The daily standup is the most common. The attendees include the Development Team and Scrum Master, and the team uses this time to discuss their progress on a project and identify any hurdles. They share what they accomplished yesterday, what they plan to finish today, how it aligns with the sprint, and the issues they’re facing. These discussions help ensure that everything is going according to plan.
What is important thing is to focus on the reporting the plan / blocker. Even if there is blocker in your userstory, these items should be discussed in the different meeting such as tech huddle. By doing this, team members can understand the situation of other userstories as overview. If the topic is going to deep dive, anyone, especially Scrum master, should suggest the topic is off topic and make it on the other meeting.
Tech huddle
These are all nothing but quick discussions amongst the team members to talk about design approaches, resolve technical blockers etc. They can also be used to do group code reviews and code walkthroughs.
The different name is dev huddle, dev meeting, daily huddle.
Sprint Planning meetings
Think of the sprint planning as a whole-staff meeting for the project. The entire scrum team needs to be present so everyone is aware of the stakeholders, instructions, updates, and goals. During the meeting, the Product Owner presents the product sprint backlog. The latter can include feature improvements, bug fixes, and other updates. Once the team is presented with these items, they draft objectives or sprint goals. Once the goals are locked, the sprint begins.
A sprint review meeting occurs so the team can tackle output from their previous sprint. Along with the development team, product owner, and scrum master, stakeholders are also present. The team will showcase their work to receive feedback throughout the sprint.
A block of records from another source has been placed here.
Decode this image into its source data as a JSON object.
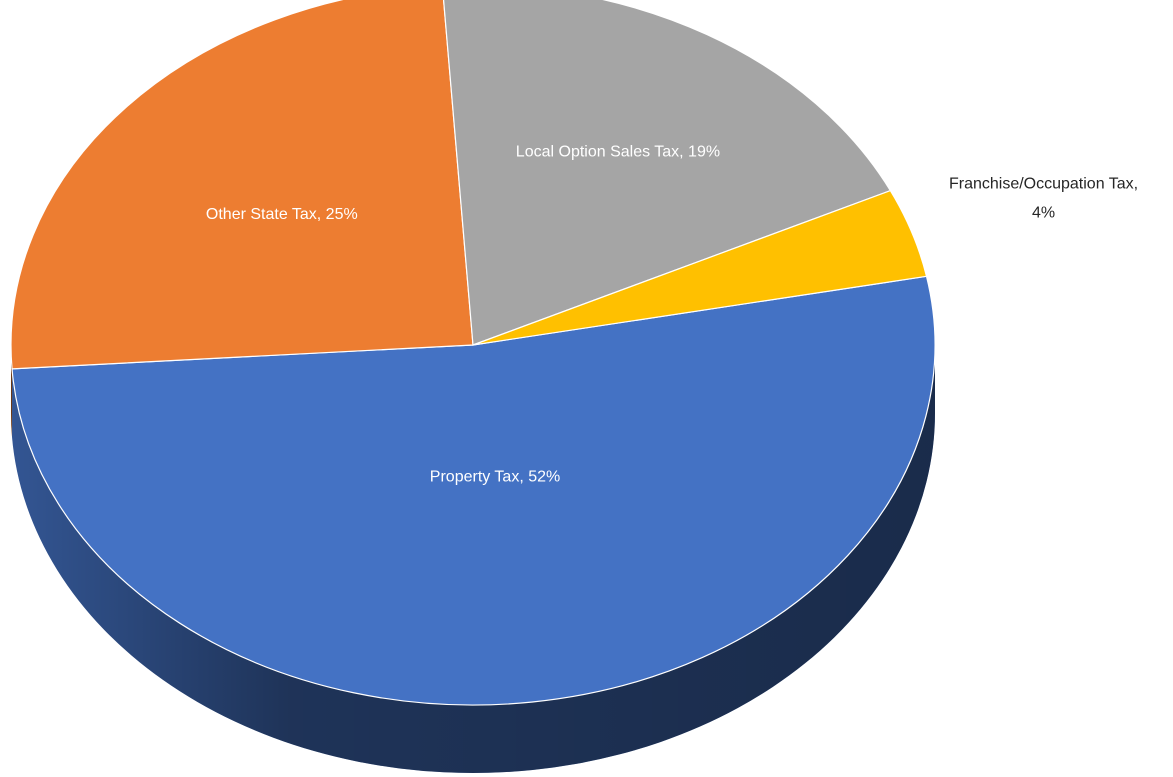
{
  "chart_data": {
    "type": "pie",
    "values": [
      52,
      25,
      19,
      4
    ],
    "value_labels": [
      "Property Tax, 52%",
      "Other State Tax, 25%",
      "Local Option Sales Tax, 19%",
      "Franchise/Occupation Tax, 4%"
    ],
    "colors": [
      "#4472c4",
      "#ed7d31",
      "#a5a5a5",
      "#ffc000"
    ]
  }
}
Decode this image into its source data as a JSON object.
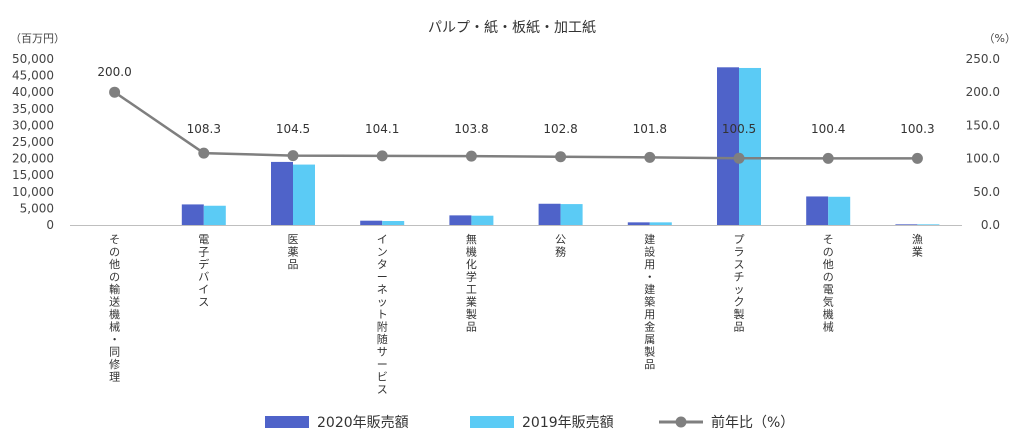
{
  "chart_data": {
    "type": "bar",
    "title": "パルプ・紙・板紙・加工紙",
    "ylabel_left": "（百万円）",
    "ylabel_right": "（%）",
    "categories": [
      "その他の輸送機械・同修理",
      "電子デバイス",
      "医薬品",
      "インターネット附随サービス",
      "無機化学工業製品",
      "公務",
      "建設用・建築用金属製品",
      "プラスチック製品",
      "その他の電気機械",
      "漁業"
    ],
    "series": [
      {
        "name": "2020年販売額",
        "type": "bar",
        "axis": "left",
        "color": "#4F63C9",
        "values": [
          0,
          6200,
          19000,
          1300,
          2900,
          6400,
          800,
          47500,
          8600,
          200
        ]
      },
      {
        "name": "2019年販売額",
        "type": "bar",
        "axis": "left",
        "color": "#5BCBF5",
        "values": [
          0,
          5800,
          18200,
          1200,
          2800,
          6300,
          800,
          47300,
          8500,
          200
        ]
      },
      {
        "name": "前年比（%）",
        "type": "line",
        "axis": "right",
        "color": "#7F7F7F",
        "values": [
          200.0,
          108.3,
          104.5,
          104.1,
          103.8,
          102.8,
          101.8,
          100.5,
          100.4,
          100.3
        ],
        "labels": [
          "200.0",
          "108.3",
          "104.5",
          "104.1",
          "103.8",
          "102.8",
          "101.8",
          "100.5",
          "100.4",
          "100.3"
        ]
      }
    ],
    "ylim_left": [
      0,
      50000
    ],
    "yticks_left": [
      "0",
      "5,000",
      "10,000",
      "15,000",
      "20,000",
      "25,000",
      "30,000",
      "35,000",
      "40,000",
      "45,000",
      "50,000"
    ],
    "ylim_right": [
      0,
      250
    ],
    "yticks_right": [
      "0.0",
      "50.0",
      "100.0",
      "150.0",
      "200.0",
      "250.0"
    ],
    "grid": false,
    "legend": "bottom"
  }
}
This helps agile teams track progress and share notes.
The sprint retrospective meeting occurs after the sprint review. It includes the agile team and is completed by the end of the sprint. In most scenarios, the Scrum Master leads this meeting to reflect on the product.
Backlog grooming is a regular session where backlog items are discussed, reviewed, and prioritized by product managers, product owners, and the rest of the team. The primary goal of backlog grooming is to keep the backlog up-to-date and ensure that backlog items are prepared for upcoming sprints. Backlog grooming, referred to also as backlog management, backlog refinement, pre-planning, or story time
Lean Coffee is a structured, but agenda-less meeting. Participants gather, build an agenda, and begin talking. Conversations are directed and productive because the agenda for the meeting was democratically generated.